Einige Häuser in der Nachbarschaft hatten neue Fassaden bekommen, andere waren zweckmäßigen Neubauten gewichen. Früher, so hatte es sich in meinem Gedächtnis festgesetzt, bot die von einer Baugenossenschaft errichtete Siedlung gleichermaßen Schutz vor Zukunftsängsten und Kriegserinnerungen. Wenn ich nachrechne, bin ich jedes Mal aufs Neue verblüfft, wie nah das Jahrzehnt, in dem ich geboren wurde, dem 8. Mai 1945 ist.
Die Bombe war weder scharf noch ein Blindgänger. Nachträglich hatte es sich als Metallschrott erwiesen, der als solcher jedoch kaum zu erkennen gewesen ist, zumal sich die Fundstelle in der Nähe des Bahnhofs befand. Auf deutschem Boden wird niemals arglos gegraben.
An meinen kurzen Heimatbesuch musste ich denken, als ich auf die Mitgliederkartei der NSDAP stieß, die die Redaktion von Zeit-Online unlängst in einer leicht handhabbaren Version zugänglich gemacht hat. Zuvor war diese über das US-Nationalarchiv zu erreichen. Wegen des enormen Ansturms, den die Nachricht der Veröffentlichung der Kartei ausgelöst hatte, war die Seite wiederholt zusammengebrochen.
Nun aber lag die eigene Familiengeschichte sowie die der Nachbarn nur ein paar Mausklicks entfernt. Wie ferngesteuert gab ich den Namen meines Vaters ein, der als Gefreiter der Wehrmacht erst 1949 aus russischer Kriegsgefangenschaft heimgekehrt war und vorübergehend als staatenlos galt.

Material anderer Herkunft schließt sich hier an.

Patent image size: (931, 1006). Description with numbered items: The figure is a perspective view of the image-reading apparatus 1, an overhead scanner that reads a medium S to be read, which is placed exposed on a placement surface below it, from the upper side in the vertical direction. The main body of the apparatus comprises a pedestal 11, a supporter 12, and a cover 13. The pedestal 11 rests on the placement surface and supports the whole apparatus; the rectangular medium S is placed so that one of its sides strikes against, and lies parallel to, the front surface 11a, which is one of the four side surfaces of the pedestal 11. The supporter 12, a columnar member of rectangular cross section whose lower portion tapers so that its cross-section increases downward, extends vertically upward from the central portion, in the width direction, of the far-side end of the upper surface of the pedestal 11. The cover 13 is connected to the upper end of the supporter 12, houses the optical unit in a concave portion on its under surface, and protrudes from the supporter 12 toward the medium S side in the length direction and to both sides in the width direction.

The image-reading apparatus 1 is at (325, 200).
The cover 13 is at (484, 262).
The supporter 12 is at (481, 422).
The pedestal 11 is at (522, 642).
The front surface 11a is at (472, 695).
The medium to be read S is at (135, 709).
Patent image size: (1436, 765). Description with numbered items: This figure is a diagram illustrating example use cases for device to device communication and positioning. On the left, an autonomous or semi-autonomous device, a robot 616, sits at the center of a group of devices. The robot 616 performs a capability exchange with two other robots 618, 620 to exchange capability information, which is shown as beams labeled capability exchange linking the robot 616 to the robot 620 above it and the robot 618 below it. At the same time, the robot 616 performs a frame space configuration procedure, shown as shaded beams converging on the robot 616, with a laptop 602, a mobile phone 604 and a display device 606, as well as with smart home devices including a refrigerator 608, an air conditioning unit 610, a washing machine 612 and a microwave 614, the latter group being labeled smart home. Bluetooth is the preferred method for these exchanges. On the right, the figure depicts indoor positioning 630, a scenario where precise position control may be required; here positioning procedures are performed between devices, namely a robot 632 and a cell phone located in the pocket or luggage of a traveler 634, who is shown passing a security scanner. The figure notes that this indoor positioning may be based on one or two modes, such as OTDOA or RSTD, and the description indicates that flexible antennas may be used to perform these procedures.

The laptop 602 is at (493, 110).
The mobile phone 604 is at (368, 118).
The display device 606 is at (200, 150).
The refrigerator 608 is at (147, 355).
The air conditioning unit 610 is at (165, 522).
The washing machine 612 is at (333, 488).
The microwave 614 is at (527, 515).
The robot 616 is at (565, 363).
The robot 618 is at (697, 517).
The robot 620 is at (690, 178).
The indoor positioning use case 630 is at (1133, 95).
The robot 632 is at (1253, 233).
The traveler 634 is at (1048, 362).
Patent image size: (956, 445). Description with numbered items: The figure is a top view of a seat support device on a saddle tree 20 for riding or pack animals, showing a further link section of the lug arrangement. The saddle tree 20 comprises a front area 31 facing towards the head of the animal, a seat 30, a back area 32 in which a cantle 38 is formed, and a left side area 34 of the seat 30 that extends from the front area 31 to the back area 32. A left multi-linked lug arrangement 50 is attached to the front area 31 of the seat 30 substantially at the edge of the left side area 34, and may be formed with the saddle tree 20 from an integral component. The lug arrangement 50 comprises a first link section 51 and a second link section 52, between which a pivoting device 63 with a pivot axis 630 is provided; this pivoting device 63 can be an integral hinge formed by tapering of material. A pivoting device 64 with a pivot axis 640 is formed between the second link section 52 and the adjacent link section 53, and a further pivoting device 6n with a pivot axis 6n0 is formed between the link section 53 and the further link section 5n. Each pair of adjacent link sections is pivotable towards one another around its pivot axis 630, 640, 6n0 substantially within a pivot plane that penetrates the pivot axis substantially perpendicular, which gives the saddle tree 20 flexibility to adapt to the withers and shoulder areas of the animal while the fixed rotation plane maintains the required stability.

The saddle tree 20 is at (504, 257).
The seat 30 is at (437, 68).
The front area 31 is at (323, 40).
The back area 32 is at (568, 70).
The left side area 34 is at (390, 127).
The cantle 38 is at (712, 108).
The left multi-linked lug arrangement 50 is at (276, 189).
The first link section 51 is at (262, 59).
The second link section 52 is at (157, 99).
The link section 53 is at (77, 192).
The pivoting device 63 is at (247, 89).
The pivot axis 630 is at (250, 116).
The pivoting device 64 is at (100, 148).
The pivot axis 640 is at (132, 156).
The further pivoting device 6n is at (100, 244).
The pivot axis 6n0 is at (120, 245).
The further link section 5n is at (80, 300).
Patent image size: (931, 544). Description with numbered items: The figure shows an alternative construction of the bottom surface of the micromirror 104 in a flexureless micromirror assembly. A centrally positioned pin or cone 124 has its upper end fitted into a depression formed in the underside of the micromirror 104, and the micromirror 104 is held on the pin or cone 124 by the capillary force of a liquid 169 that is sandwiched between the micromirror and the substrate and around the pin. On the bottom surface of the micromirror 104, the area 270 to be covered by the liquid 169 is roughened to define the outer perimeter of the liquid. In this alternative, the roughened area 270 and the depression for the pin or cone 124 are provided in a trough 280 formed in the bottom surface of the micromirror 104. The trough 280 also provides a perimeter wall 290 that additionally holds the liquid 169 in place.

Die vielfach kolportierte Geschichte vom Schweigen der Väter traf auf ihn nicht zu. Vielmehr wurde seine Bereitschaft, über Krieg und Gefangenschaft zu sprechen, von uns Söhnen viel zu selten abgefragt. Mutter lenkte schnell ab, wenn es als Thema sich anbahnte.
Eine Spur der Erleichterung, vielleicht sogar stiller Stolz, als die Eingabe in der Datei ohne Treffer blieb. Jetzt, fast 30 Jahre nach seinem Tod, ist niemand mehr da, der Auskunft und Hintergrund liefern könnte. Das gilt auch für meinen Patenonkel H., der, acht Jahre älter als mein Vater, zur Verblüffung nachgeborener Verwandter, im Sommer 1937 der Partei beigetreten war. Was wussten seine inzwischen verstorbenen Kinder? Mit meiner Cousine I. hatte ich wiederholt über die Verbindung unserer Väter gesprochen. War H. ein überzeugter Nazi? Oder hielt er die Parteizugehörigkeit für opportun, gar für geboten, um beruflich voranzukommen? In der Mitgliederkartei wird er als Berufsschulleiter geführt, ein Amt, das er bis zu seiner Pensionierung ausübte.
Metallschrott oder Bombe? Scham oder plötzlich geweckter Wissensdurst? Das Bedürfnis nach Antworten aus der Geschichte mag unterschiedlich stark sein, aber es erlischt nicht.